It’s not rooted in logic or objective history, but growing up an industrial fan from Vancouver in the 90s, I couldn’t help but expand my appreciation for Skinny Puppy (and FLA and Numb to lesser extents) out to the point of a perceived stewardship of or belonging to an inherited legacy. These were bands whose members were notably older than myself who had developed worldwide fanbases, and yet I couldn’t help but feel that they were “mine” in a special way. This was, needless to say, utter bullshit. I started listening to Puppy in 1995, just one year before The Process was released, and there was nothing about my appreciation for their music that distinguished me from a kid of the same age from, say, New York, and definitely no reason why my opinion should hold as much weight as that of a die-hard fan from Europe who’d been tracking the band since I was in short pants. I give this lengthy preamble only to say that when I hear bands who have obviously drawn inspiration from Vancouver’s industrial history, a vestigial part of me wants them to do right by their sources. On their debut LP, Finland’s Cardinal Noire touch all of the bases of the now classic Vancouver sound, demonstrating not only a real love for those records, but also a canny ability to tap into their more overlooked elements.
After an intro track, Cardinal Noire head straight for the classic electro-industrial fan’s jugular with a tune that cinches the sort of funk-inflected bassline which Puppy did so well and yet so few have been able to follow up on.
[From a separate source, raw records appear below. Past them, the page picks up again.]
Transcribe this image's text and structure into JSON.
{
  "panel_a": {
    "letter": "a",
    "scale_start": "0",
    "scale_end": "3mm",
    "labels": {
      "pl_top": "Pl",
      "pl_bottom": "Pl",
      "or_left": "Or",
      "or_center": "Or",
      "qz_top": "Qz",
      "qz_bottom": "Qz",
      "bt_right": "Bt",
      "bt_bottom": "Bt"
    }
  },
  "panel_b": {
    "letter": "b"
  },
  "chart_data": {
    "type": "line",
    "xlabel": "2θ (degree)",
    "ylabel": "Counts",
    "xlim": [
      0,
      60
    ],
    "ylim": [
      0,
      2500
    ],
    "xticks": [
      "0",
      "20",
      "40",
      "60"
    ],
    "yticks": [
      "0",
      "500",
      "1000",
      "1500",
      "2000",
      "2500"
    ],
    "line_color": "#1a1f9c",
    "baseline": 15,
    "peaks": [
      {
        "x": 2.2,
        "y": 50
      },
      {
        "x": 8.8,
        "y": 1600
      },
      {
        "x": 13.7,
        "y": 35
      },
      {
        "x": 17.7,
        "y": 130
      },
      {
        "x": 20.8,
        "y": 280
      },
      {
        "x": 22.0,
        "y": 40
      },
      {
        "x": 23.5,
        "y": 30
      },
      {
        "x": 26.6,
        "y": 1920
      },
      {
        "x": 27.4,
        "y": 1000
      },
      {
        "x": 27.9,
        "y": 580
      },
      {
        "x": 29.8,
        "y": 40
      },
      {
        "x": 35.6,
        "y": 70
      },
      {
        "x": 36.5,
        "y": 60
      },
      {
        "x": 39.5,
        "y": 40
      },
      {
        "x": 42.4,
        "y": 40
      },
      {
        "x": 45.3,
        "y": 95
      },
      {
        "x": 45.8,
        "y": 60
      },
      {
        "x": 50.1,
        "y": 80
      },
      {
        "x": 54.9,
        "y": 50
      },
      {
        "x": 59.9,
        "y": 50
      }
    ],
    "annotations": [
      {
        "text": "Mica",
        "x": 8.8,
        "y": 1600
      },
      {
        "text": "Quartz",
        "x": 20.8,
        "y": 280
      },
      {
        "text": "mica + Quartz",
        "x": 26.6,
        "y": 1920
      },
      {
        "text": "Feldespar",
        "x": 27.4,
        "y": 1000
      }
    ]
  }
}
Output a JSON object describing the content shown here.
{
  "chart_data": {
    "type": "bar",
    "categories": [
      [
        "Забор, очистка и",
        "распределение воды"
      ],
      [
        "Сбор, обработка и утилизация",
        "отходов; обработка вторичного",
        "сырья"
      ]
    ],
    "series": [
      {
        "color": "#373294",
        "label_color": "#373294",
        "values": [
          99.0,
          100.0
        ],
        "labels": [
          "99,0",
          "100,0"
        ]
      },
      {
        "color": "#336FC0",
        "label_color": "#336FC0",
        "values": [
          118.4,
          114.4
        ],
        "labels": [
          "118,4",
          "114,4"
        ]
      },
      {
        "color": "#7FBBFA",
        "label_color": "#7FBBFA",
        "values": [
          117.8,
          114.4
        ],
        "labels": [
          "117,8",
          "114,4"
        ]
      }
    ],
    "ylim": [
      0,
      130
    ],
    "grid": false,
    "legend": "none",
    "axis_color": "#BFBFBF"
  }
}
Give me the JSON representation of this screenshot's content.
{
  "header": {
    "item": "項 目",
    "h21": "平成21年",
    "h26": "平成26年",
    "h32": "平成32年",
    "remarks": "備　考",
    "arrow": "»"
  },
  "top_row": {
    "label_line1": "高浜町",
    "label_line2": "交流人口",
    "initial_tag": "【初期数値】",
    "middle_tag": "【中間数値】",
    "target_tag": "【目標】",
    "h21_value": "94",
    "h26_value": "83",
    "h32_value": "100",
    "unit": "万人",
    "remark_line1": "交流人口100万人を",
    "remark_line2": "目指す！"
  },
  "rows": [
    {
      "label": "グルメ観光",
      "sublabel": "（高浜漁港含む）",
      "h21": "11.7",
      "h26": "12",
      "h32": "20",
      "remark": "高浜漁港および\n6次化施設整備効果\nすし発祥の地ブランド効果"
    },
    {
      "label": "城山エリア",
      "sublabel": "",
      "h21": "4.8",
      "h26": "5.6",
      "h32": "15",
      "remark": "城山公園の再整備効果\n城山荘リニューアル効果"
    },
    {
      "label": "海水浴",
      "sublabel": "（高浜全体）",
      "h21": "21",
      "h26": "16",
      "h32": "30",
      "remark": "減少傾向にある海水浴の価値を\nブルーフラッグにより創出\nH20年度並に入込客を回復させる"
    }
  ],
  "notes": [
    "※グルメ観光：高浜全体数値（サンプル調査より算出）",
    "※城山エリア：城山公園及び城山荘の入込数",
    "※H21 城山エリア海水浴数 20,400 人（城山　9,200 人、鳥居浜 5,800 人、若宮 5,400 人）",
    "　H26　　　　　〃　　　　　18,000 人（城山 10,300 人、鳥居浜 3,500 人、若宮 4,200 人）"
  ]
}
It’s been long lamented that the funkier rhythms involved in the history of so many crucial industrial bands have been forsaken by their scions for the sake of metronomic simplicity, but “Narkomat” cuts no corners. The fluttering and complementary programming tics and flourishes which make music of this type feel both lush and claustrophobic are in full effect. Things carry on swimmingly with “MKIV: Eternal”, which carries forth all of the orchestral majesty which C-Drone-Defect was capable of in their best moments, and provides such an insistent counterpunch to “Narkomat”‘s loopy funk that I’m willing to overlook the overt jacking of the arpeggiated bassline from the end theme of Blade Runner near the end.
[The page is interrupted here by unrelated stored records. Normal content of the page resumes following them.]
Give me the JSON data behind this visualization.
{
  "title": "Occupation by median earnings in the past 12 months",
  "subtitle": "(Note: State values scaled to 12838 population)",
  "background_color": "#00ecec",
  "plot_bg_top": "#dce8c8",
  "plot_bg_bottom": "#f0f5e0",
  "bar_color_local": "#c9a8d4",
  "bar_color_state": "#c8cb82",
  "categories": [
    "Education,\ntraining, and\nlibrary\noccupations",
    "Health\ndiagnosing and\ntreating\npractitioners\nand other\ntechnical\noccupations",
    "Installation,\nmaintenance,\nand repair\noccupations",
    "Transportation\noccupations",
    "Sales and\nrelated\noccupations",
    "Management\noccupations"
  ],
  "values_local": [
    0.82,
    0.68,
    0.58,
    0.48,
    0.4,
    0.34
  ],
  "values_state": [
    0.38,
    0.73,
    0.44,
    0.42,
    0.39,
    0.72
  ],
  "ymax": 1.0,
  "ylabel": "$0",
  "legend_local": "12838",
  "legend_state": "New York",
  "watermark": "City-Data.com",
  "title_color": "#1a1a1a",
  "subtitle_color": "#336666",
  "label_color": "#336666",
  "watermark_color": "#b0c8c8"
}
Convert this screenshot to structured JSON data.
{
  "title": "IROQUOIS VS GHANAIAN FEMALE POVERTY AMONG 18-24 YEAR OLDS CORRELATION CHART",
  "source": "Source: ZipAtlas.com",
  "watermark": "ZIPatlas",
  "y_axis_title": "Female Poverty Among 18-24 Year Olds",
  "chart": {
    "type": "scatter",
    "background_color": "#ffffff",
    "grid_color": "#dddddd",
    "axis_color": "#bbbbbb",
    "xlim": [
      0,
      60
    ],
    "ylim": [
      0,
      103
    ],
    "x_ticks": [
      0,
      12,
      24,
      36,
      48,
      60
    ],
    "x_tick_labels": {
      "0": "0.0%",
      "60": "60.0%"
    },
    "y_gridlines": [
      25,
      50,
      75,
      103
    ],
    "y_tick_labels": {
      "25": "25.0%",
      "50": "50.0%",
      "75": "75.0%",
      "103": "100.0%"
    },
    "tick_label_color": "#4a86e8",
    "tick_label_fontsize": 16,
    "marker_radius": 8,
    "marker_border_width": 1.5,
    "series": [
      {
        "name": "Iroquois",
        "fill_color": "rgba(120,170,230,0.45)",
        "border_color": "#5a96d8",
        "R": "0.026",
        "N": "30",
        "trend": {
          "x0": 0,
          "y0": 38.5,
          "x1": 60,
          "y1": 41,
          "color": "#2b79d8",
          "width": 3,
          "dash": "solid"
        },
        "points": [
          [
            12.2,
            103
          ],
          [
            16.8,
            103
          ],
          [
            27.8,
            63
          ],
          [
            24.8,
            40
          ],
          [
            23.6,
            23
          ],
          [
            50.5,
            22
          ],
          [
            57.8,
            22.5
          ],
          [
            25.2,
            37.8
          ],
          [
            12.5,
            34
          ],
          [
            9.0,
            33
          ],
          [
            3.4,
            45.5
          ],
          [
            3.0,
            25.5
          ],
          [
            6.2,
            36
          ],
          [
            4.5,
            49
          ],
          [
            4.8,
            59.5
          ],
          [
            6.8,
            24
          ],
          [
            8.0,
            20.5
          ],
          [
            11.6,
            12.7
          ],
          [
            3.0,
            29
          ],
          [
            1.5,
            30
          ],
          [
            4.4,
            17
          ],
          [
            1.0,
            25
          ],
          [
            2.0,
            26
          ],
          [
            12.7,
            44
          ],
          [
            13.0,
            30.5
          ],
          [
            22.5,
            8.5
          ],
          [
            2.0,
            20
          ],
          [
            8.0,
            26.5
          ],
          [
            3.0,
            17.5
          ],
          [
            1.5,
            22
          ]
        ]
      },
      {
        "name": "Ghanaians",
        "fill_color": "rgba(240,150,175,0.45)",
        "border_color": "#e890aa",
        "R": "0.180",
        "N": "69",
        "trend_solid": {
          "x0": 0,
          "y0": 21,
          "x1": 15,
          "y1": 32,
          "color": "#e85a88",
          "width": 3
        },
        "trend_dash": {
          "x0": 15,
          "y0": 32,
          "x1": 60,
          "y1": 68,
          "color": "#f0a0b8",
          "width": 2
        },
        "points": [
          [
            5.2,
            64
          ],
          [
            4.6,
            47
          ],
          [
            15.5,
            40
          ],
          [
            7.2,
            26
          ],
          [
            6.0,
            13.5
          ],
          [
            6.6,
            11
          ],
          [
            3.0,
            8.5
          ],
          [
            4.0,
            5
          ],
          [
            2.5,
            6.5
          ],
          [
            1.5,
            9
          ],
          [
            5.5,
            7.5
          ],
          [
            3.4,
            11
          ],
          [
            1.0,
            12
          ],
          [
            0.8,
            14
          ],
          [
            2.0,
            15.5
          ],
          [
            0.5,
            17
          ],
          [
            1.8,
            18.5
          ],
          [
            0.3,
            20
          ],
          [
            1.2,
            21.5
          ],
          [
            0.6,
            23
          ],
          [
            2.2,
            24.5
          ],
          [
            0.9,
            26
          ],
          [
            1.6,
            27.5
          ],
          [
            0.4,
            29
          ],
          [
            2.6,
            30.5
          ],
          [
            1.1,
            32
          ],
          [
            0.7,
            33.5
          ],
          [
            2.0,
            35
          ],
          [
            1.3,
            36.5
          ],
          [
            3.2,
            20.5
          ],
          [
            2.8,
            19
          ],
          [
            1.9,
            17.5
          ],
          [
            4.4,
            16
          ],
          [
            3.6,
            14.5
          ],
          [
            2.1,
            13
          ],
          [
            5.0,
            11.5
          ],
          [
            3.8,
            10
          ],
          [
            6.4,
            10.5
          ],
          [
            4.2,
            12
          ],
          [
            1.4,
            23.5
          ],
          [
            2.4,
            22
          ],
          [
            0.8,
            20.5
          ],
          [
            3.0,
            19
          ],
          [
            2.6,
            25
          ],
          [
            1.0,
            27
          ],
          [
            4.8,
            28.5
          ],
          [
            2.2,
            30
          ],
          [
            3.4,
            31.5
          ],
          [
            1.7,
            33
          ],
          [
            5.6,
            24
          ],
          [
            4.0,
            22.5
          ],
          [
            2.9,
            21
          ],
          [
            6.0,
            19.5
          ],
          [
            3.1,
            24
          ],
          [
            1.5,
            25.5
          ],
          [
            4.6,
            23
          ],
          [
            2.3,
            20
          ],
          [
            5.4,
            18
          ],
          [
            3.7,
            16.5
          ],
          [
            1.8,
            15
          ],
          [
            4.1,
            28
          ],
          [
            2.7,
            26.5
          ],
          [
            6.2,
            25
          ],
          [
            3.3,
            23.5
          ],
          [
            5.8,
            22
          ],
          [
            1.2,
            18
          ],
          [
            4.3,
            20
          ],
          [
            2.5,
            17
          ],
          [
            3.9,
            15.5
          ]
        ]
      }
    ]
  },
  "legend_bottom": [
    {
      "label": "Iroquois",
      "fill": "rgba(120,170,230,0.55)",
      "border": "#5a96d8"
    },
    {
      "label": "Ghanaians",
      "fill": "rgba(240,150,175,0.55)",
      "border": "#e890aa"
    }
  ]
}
While “Narkomat” and others owe a good deal to the mid-80s electro-industrial template, “Flagellant” finds Cardinal Noire tackling a much more ornery beast: the sort of densely programmed, nightmarish soundscapes Puppy would later explore on Too Dark Park. Closers “Purgation” and “Mirror Shards” feel very much of a design that is all Cardinal Noire’s own: while their component sounds are still rooted in the same base, their construction has an experimental confidence which speaks to the extant work of the band’s members. Vocalist Kalle Lindberg’s background in industrial-tinged death metal act The Republic Of Desire and the more EBM-minded Protectorate (with Cardinal Noire programmer Lasse Alander) serve him well here. Although the Ogreisms are much more overt on Cardinal Noire than on his previous projects, Lindberg has the confidence to put his vocals deservedly forward in the mix, where social and environmental messages are addressed with the sort of forthright aggression necessary for truly great work of this ilk.
To their credit, Cardinal Noire are wearing their influences proudly on their sleeve in interviews (and doing a decent enough job of keeping abreast of more recent events by name-checking Youth Code, By Any Means Necessary and High-Functioning Flesh) and on their artwork; any act that terms their work “Brapkunst” knows exactly what they’re getting into and which listeners they need to please. On that front, Cardinal Noire’s debut is a total success. While Necro Facility came into their own by taking an abrupt turn into pop territory with this sort of material, Cardinal Noire prove themselves capable of hanging with Vancouver’s masters on their home turf.